Burns followed in the footsteps of Sir Elton John and Petty Britain star Matt Lucas in using the novel civil partnership laws to announce his public devotion to his lover.

He dressed as a geisha girl in a kimono fo

Pete Burns: An Unacknowledged Scouse Icon

In honour of LGBT+ History Month, BA International Relations student, Francesca Foulkes talks about Pete Burns, an often-overlooked queer Scouser whose story highlights the ongoing marginalisation of LGBT+ and gender non-conforming people, especially in the music industry.

Born on the Wirral in , Pete Burns dropped out of school at age 14 because of the discrimination he faced for his unconventionally androgynous appearance. He then began working in a record shop and formed his first band, which by had been renamed Dead or Alive. In , their groundbreaking solo “You Spin Me Round (Like A Record)” hit No. 1 on the UK Singles Chart, catapulting Dead or Alive and Burns to fame. In his personal animation, Burns married Lynne Corlett in , but they divorced amicably in and Burns entered a civil partnership with Michael Simpson in Although he was frequently questioned about his gender self, Burns reiterated that he was a cisgender man but loosely categorised his sexuality as “queer”, stating that “There’s got to be a completely unlike t

Pete Burns opens up about his career and being “marginalised” to an LGBTQ+ audience in an archive interview obtained by Retro Pop. 

Speaking in from PWL Studios on London’s Southbank, the Expired or Alive frontman looks endorse over his life and career and opens up on his later years. 

Despite topping the charts with their single You Spin Me Round (Like a Record), in later years the hitmaker admits the music industry saw his records as “gay music” and wouldn’t promote him in the mainstream. 

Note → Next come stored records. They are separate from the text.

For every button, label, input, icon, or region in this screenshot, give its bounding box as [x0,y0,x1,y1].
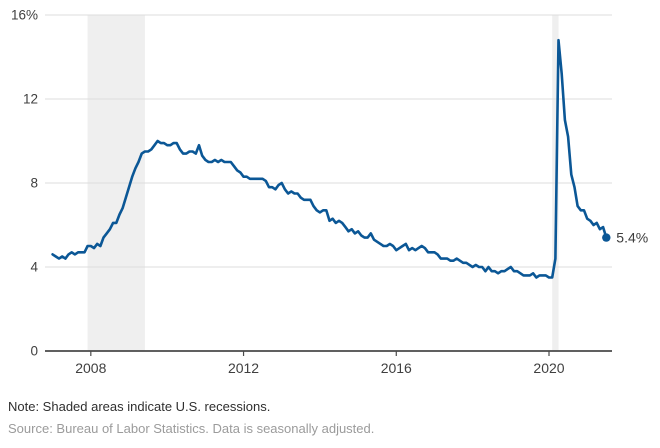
x-axis-tick-label: 2016 [381,360,412,376]
y-axis-tick-label: 16% [11,8,38,23]
latest-value-dot [602,233,611,242]
chart-footnotes: Note: Shaded areas indicate U.S. recessi… [8,396,374,440]
y-axis-tick-label: 4 [30,260,38,275]
y-axis-tick-label: 12 [23,92,38,107]
source-credit: Source: Bureau of Labor Statistics. Data… [8,421,375,436]
x-axis-tick-label: 2008 [75,360,106,376]
y-axis-tick-label: 8 [30,176,38,191]
y-axis-tick-label: 0 [30,344,38,359]
recession-note: Note: Shaded areas indicate U.S. recessi… [8,399,271,414]
x-axis-tick-label: 2012 [228,360,259,376]
unemployment-line-chart: 0 4 8 12 16% 2008 2012 2016 2020 5.4% [11,8,648,377]
x-axis-tick-label: 2020 [533,360,564,376]
data-line [51,38,608,279]
latest-value-label: 5.4% [616,230,648,246]
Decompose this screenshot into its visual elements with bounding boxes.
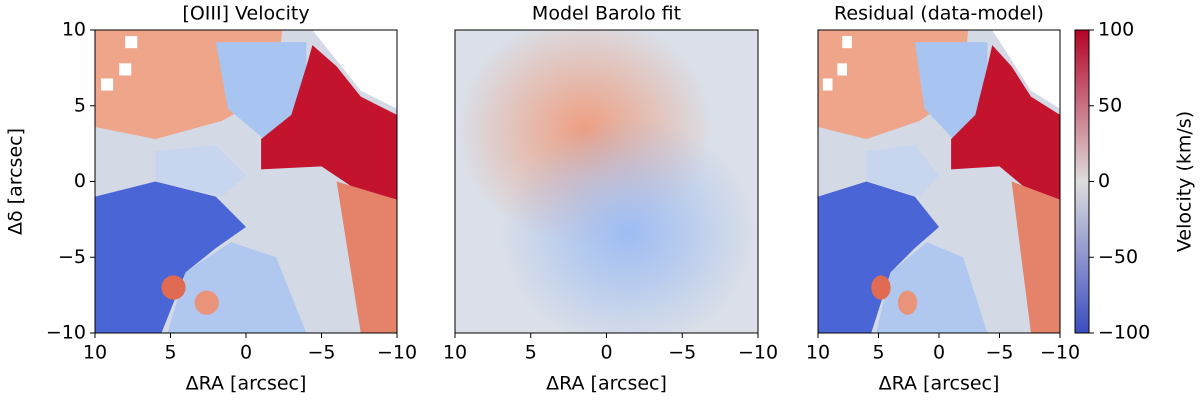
velocity-map (95, 30, 397, 333)
y-axis-label: Δδ [arcsec] (5, 128, 27, 235)
y-tick-label: −5 (58, 246, 86, 268)
x-tick-label: −10 (377, 342, 417, 364)
x-tick-label: −5 (307, 342, 335, 364)
x-tick-label: 10 (83, 342, 107, 364)
panel-title: [OIII] Velocity (182, 3, 309, 25)
y-tick-label: 5 (74, 94, 86, 116)
x-tick-label: 10 (806, 342, 830, 364)
y-tick-label: −10 (46, 322, 86, 344)
x-tick-label: −5 (985, 342, 1013, 364)
x-axis-label: ΔRA [arcsec] (186, 373, 307, 395)
x-tick-label: 5 (164, 342, 176, 364)
x-tick-label: −10 (738, 342, 778, 364)
x-axis-label: ΔRA [arcsec] (879, 373, 1000, 395)
x-axis-label: ΔRA [arcsec] (546, 373, 667, 395)
x-tick-label: 0 (600, 342, 612, 364)
y-tick-label: 0 (74, 170, 86, 192)
colorbar-tick-label: 100 (1098, 19, 1134, 41)
colorbar-label: Velocity (km/s) (1174, 111, 1196, 252)
x-tick-label: 10 (443, 342, 467, 364)
x-tick-label: 0 (933, 342, 945, 364)
colorbar-tick-label: 0 (1098, 170, 1110, 192)
colorbar-tick-label: −100 (1098, 322, 1150, 344)
panel-title: Model Barolo fit (532, 3, 681, 25)
x-tick-label: 5 (872, 342, 884, 364)
model-map (455, 30, 758, 333)
y-tick-label: 10 (62, 19, 86, 41)
x-tick-label: −10 (1040, 342, 1080, 364)
residual-map (818, 30, 1060, 333)
x-tick-label: 5 (525, 342, 537, 364)
x-tick-label: −5 (668, 342, 696, 364)
colorbar (1074, 29, 1090, 334)
colorbar-tick-label: 50 (1098, 94, 1122, 116)
colorbar-tick-label: −50 (1098, 246, 1138, 268)
x-tick-label: 0 (240, 342, 252, 364)
panel-title: Residual (data-model) (834, 3, 1044, 25)
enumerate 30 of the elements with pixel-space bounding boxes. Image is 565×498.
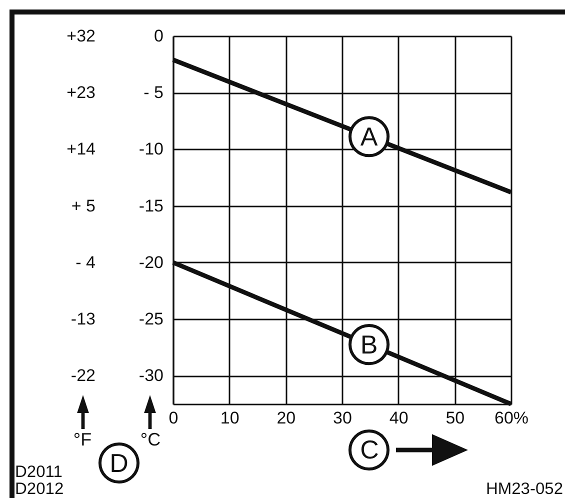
- series-label: A: [360, 122, 378, 152]
- y-tick-label: 0: [154, 26, 164, 46]
- text: HM23-052: [486, 480, 563, 498]
- series-label: B: [360, 330, 378, 360]
- y-tick-label: -20: [138, 252, 164, 272]
- x-tick-label: 60%: [494, 408, 529, 428]
- y-axis-title: °C: [140, 430, 161, 450]
- y2-tick-label: +32: [66, 26, 96, 46]
- y2-tick-label: +14: [66, 140, 96, 159]
- text: D: [110, 448, 128, 478]
- text: D2011: [15, 463, 62, 481]
- y2-tick-label: -22: [70, 366, 96, 386]
- y2-tick-label: + 5: [71, 196, 96, 216]
- y-tick-label: -10: [138, 140, 164, 159]
- x-tick-label: 50: [446, 408, 465, 428]
- y-tick-label: -30: [138, 366, 164, 386]
- y2-tick-label: +23: [66, 83, 96, 102]
- x-tick-label: 0: [168, 408, 178, 428]
- y-tick-label: - 5: [144, 83, 164, 102]
- x-axis-title: C: [360, 434, 379, 464]
- x-tick-label: 20: [276, 408, 296, 428]
- y2-tick-label: -13: [70, 310, 96, 329]
- y-tick-label: -25: [138, 310, 164, 329]
- y-tick-label: -15: [138, 196, 164, 216]
- text: D2012: [15, 480, 64, 498]
- x-tick-label: 10: [220, 408, 240, 428]
- x-tick-label: 40: [389, 408, 408, 428]
- x-tick-label: 30: [333, 408, 352, 428]
- y2-axis-title: °F: [73, 430, 92, 450]
- y2-tick-label: - 4: [76, 252, 96, 272]
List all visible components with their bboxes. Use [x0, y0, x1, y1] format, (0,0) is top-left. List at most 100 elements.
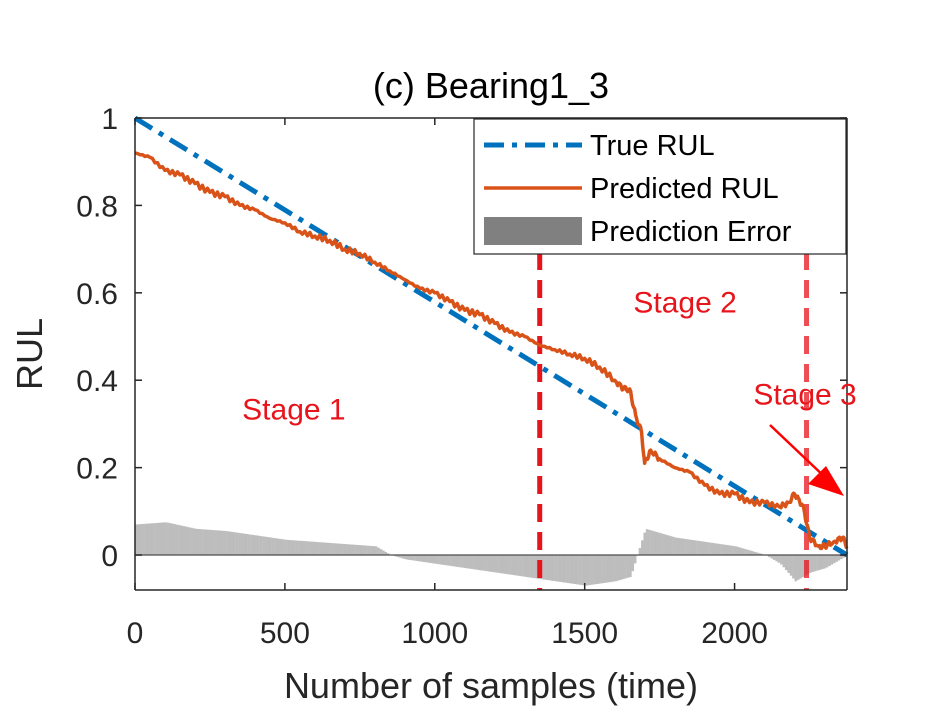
prediction-error-bar: [489, 555, 493, 572]
stage-label: Stage 1: [242, 394, 345, 427]
prediction-error-bar: [780, 555, 783, 565]
y-tick-label: 1: [101, 103, 118, 136]
prediction-error-bar: [302, 541, 306, 556]
prediction-error-bar: [144, 523, 148, 556]
prediction-error-bar: [396, 555, 400, 557]
prediction-error-bar: [796, 555, 800, 580]
prediction-error-bar: [355, 544, 359, 556]
prediction-error-bar: [228, 531, 232, 556]
prediction-error-bar: [139, 524, 143, 556]
prediction-error-bar: [631, 555, 635, 572]
prediction-error-bar: [199, 529, 203, 556]
prediction-error-bar: [295, 540, 299, 556]
prediction-error-bar: [748, 550, 752, 556]
prediction-error-bar: [269, 537, 272, 556]
prediction-error-bar: [209, 529, 212, 556]
prediction-error-bar: [612, 555, 615, 582]
prediction-error-bars: [135, 522, 848, 586]
prediction-error-bar: [511, 555, 515, 575]
prediction-error-bar: [674, 537, 678, 556]
prediction-error-bar: [240, 533, 244, 556]
prediction-error-bar: [166, 522, 169, 556]
stage-boundaries: [537, 252, 810, 590]
prediction-error-bar: [379, 549, 383, 556]
prediction-error-bar: [386, 553, 390, 556]
prediction-error-bar: [204, 529, 208, 556]
prediction-error-bar: [154, 523, 157, 556]
prediction-error-bar: [816, 555, 819, 571]
prediction-error-bar: [288, 540, 292, 556]
prediction-error-bar: [739, 547, 742, 556]
prediction-error-bar: [686, 539, 690, 556]
legend-entry: True RUL: [590, 130, 715, 162]
prediction-error-bar: [705, 542, 709, 556]
prediction-error-bar: [518, 555, 522, 577]
prediction-error-bar: [259, 536, 263, 556]
prediction-error-bar: [744, 549, 747, 556]
prediction-error-bar: [458, 555, 462, 568]
prediction-error-bar: [312, 541, 316, 556]
stage-label: Stage 3: [753, 378, 856, 411]
prediction-error-bar: [314, 541, 318, 556]
prediction-error-bar: [439, 555, 443, 565]
prediction-error-bar: [784, 555, 788, 571]
prediction-error-bar: [437, 555, 440, 565]
prediction-error-bar: [310, 541, 313, 556]
prediction-error-bar: [451, 555, 455, 567]
prediction-error-bar: [753, 551, 757, 556]
predicted-rul-line: [134, 151, 849, 551]
prediction-error-bar: [343, 544, 347, 556]
chart-title: (c) Bearing1_3: [373, 65, 609, 106]
prediction-error-bar: [336, 543, 340, 556]
prediction-error-bar: [813, 555, 817, 572]
prediction-error-bar: [307, 541, 311, 556]
prediction-error-bar: [238, 532, 241, 556]
prediction-error-bar: [293, 540, 296, 556]
prediction-error-bar: [665, 534, 668, 556]
prediction-error-bar: [698, 541, 702, 556]
prediction-error-bar: [331, 543, 335, 556]
prediction-error-bar: [403, 555, 407, 560]
prediction-error-bar: [252, 535, 256, 556]
prediction-error-bar: [720, 544, 723, 556]
prediction-error-bar: [533, 555, 536, 579]
prediction-error-bar: [427, 555, 431, 563]
prediction-error-bar: [811, 555, 814, 572]
prediction-error-bar: [523, 555, 527, 577]
prediction-error-bar: [629, 555, 632, 578]
prediction-error-bar: [722, 544, 726, 556]
prediction-error-bar: [470, 555, 474, 570]
prediction-error-bar: [691, 540, 695, 556]
prediction-error-bar: [432, 555, 435, 564]
legend: True RUL Predicted RUL Prediction Error: [473, 118, 847, 255]
prediction-error-bar: [250, 534, 253, 556]
prediction-error-bar: [322, 542, 325, 556]
prediction-error-bar: [772, 555, 776, 560]
prediction-error-bar: [576, 555, 579, 585]
prediction-error-bar: [557, 555, 560, 582]
prediction-error-bar: [216, 530, 220, 556]
y-tick-label: 0.4: [76, 365, 118, 398]
prediction-error-bar: [223, 530, 227, 556]
prediction-error-bar: [820, 555, 824, 570]
prediction-error-bar: [605, 555, 608, 583]
prediction-error-bar: [492, 555, 495, 573]
axes: 0 500 1000 1500 2000 0 0.2 0.4 0.6 0.8 1: [76, 103, 848, 650]
prediction-error-bar: [398, 555, 402, 558]
prediction-error-bar: [408, 555, 412, 560]
prediction-error-bar: [377, 547, 380, 556]
prediction-error-bar: [777, 555, 781, 563]
prediction-error-bar: [418, 555, 421, 562]
prediction-error-bar: [736, 546, 740, 556]
prediction-error-bar: [552, 555, 555, 581]
prediction-error-bar: [226, 531, 229, 556]
prediction-error-bar: [317, 542, 320, 556]
prediction-error-bar: [350, 544, 354, 556]
prediction-error-bar: [801, 555, 805, 578]
prediction-error-bar: [173, 524, 176, 556]
prediction-error-bar: [406, 555, 409, 560]
prediction-error-bar: [276, 538, 280, 556]
prediction-error-bar: [360, 545, 364, 556]
prediction-error-bar: [365, 545, 368, 556]
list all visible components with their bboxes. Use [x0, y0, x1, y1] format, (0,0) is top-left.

“When my ‘Greatest Hits’ came out in , my document company had greatly changed,” he says. “Now my ‘Greatest Hits’, if I decided to perform it, would be huge, and they said, ‘We’re not going to advertise this in any of the ordinary, straight papers, we’re going to put it in gay news, and we’ll fly post in Compton Road, because it’s gay music.’ 

“Then, I thought, ‘Oh my God, things haven’t changed’.” 

He adds: “In America, it was released and think what the Americans said? ‘We’re only going to fly send it in the district.’